Richard Parkes Bonington Les Salinieres near Trouville 1827 - 1828

Biography

Born 1802
Died 1828
Nationality English

Most of Bonington’s short life was spent in France after his father set up a lace manufactory in Calais. Through his acquaintance with Louis Francia in Calais, he consolidated his own outstanding talent for watercolour – a medium he subsequently promoted among the leading young Parisian artists, from Scheffer and Delacroix to Gleyre and Géricault. From 1818 to 1822 Bonington was enrolled at the celebrated atelier of the history painter Baron Gros in Paris.

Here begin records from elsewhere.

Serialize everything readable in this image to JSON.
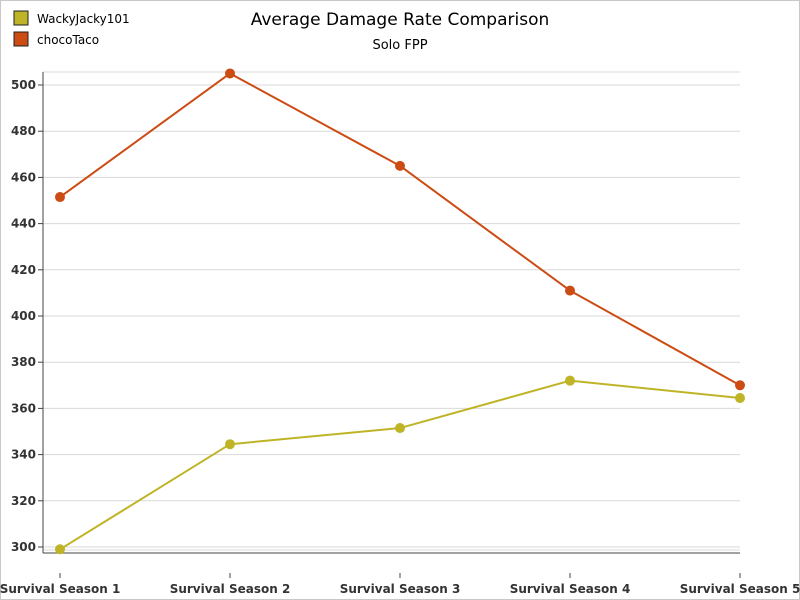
{
  "chart_data": {
    "type": "line",
    "title": "Average Damage Rate Comparison",
    "subtitle": "Solo FPP",
    "xlabel": "",
    "ylabel": "",
    "categories": [
      "Survival Season 1",
      "Survival Season 2",
      "Survival Season 3",
      "Survival Season 4",
      "Survival Season 5"
    ],
    "ylim": [
      295,
      505
    ],
    "yticks": [
      300,
      320,
      340,
      360,
      380,
      400,
      420,
      440,
      460,
      480,
      500
    ],
    "grid": true,
    "legend_position": "top-left",
    "series": [
      {
        "name": "WackyJacky101",
        "color": "#bfb426",
        "values": [
          299,
          344.5,
          351.5,
          372,
          364.5
        ]
      },
      {
        "name": "chocoTaco",
        "color": "#cc4c14",
        "values": [
          451.5,
          505,
          465,
          411,
          370
        ]
      }
    ]
  }
}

In 1825 Bonington accompanied Delacroix to London, visiting Westminster Hall and the Meyrick collection of mediaeval armour. On returning to Paris, the two artists briefly shared a studio and produced similar works on eastern and mediaeval themes in the so-called troubadour style. Bonington’s intensive exposure to the art of Titian, Tintoretto and Veronese (while touring Venice with Delacroix’s friend Baron Rivet in 1826) profoundly influenced his later troubadour historical genre paintings. His brilliant career ended prematurely with his death from consumption (tuberculosis) aged twenty-six. Such was his stature that a memorial exhibition was staged as early as 1834. Today he is widely recognized for his contribution towards the development of plein air (out of doors) landscape painting and as a significant forerunner of Impressionism.